Love in the Time of Texas Slavery

by Maria Hammack

I wasn’t looking to find a story abounding love when researching violent episodes of Texas history. Love, unsurprisingly, can be found even in the vilest records of human atrocities. The story found me while I was conducting research on material pertaining to nineteen century lynchings on the Mexico-United States borderlands. A newspaper report shed light on the story of a Black woman and a Mexican man who lived as husband and wife in the early 1840s, twenty-five miles northeast of Victoria, Texas. She was a Black woman forced to live in bondage in Jackson County, in the town of Texana, near present day Edna, Texas. Her husband, was a Mexican man likely indentured, employed, or a peon in that same vicinity. The report, unsurprisingly, did not fully document much of their lives, experiences or bonds of intimacy. But, while we may never know where this couple met, how their love story developed, or when or if they ever officially married, we do know that this couple absconded to seek freedom and a future far removed from Texas slavery, together.

1856 Jackson County TX Map showing Texana. Texas General Land Office.

Theirs was a story of bravery, of life and death; a harrowing tale of love, sacrifice, and heartbreak different from others I have ever encountered. They stayed together until death did them part. We know very little about their relationship, their background and the extent of their intimacy, but in their story, love was empowering, death was swift and its perpetrators, vicious. A macabre ending awaited them, committed by Texas vigilantes and sanctioned by laws that protected and promoted the institution of slavery in Texas. Theirs was a story raw, fleeting, and heartbreaking. This was a love story shaped by slavery, freedom, and resistance; one marked with blood and violence and no happily ever after.
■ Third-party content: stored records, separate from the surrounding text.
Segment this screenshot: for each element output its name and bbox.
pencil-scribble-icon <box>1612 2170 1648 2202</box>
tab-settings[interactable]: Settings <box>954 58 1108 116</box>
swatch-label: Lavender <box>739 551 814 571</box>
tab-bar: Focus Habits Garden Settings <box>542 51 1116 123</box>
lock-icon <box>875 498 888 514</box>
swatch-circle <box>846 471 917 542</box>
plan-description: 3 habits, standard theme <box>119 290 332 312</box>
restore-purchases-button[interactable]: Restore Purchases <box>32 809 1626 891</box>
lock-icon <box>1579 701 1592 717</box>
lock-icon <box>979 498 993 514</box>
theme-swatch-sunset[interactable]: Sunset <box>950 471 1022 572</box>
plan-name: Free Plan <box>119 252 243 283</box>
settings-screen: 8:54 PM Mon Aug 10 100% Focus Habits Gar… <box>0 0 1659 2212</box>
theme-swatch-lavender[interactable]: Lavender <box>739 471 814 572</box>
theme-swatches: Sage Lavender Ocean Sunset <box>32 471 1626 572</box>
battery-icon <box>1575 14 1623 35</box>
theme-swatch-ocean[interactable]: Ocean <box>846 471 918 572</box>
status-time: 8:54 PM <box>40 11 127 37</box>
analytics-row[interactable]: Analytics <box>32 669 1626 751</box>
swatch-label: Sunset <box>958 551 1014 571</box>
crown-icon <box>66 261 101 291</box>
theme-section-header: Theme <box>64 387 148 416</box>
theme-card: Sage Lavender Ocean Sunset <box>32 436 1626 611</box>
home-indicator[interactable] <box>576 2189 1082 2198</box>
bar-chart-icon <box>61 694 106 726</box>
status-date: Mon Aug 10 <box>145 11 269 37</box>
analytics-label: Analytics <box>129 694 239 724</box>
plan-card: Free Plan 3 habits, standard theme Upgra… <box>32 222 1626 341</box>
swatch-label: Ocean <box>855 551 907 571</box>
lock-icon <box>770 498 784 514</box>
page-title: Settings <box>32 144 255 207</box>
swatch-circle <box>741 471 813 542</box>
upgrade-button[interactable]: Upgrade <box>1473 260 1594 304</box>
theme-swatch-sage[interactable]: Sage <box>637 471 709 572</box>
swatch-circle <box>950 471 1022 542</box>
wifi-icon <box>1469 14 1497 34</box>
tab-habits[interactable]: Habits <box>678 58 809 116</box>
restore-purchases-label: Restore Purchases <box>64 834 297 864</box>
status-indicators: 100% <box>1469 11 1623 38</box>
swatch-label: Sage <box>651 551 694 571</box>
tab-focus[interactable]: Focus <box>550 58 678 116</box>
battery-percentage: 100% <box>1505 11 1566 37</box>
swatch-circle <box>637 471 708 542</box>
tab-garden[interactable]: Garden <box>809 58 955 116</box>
In the summer of 1842 these lovers carefully planned their escape, surely detailing every trail, bend and river they would encounter and need to traverse on their journey to freedom. In the early days of July,  they took two horses and rode them southward, hoping to leave Texas behind and reach safe havens beyond the Mexican border.

Eastman Johnson. A Ride for Liberty. Brooklyn Museum.

They made their way towards Mexican territory, but as they reached the Lavaca river they were intercepted and pursued by a group of slave hunters, unscrupulous employees of a highly profitable profession. Slave hunters caught up with them and quickly surrounded them. They stood no chance and received no mercy. Romeo in this story was lynched. His body was returned to the place whence authorities claimed he had “stolen” his enslaved wife. His body was then hung and displayed as a public reminder (and threat) to all others who hoped or braved or even thought to run away. In this story, fugitive Juliet faced an unimaginable fate. Tortured and robbed of the freedom she almost secured for herself, she was forcibly returned to her ruthless enslaver. The rest of her story still remains hidden, silent, until it is found, and told.

The report of this couple’s story is but a fragment, a tiny visible thread in the vastly unknown tapestry of the lives and experiences of thousands of women, men and children who faced, fought, resisted and survived (or failed to) enslavement in Texas. It offers us a window into the vibrant, diverse and porous composite that was Texas, during a time when freedom existed just a few miles South, and the unyielding institution of slavery thrived and consolidated on its opposite sides.

“Runaways to Mexico: [—–] Stealing.” The Telegraph and Texas Register. July 7, 1842.

This fragmented record of love and loss on the Texas borderlands, has kindled many questions regarding love, romance, intimacy, courtship and marriage for me and my work on the lives of people enslaved in Texas. Did these forces and actions shaped the experiences of people of African, Mexican and Native descent who forged relations, or any type of love bond (romantic or not) with each other during the extensive period when Texas held zealously to the institution of slavery? How? To what extent? Were these bonds similar or different from bonds forged in non-borderland spaces? Love, across a rich and diverse borderland, wedged between slavery and freedom, was assuredly a complex, power-wielding force; a force that inarguably needs further study.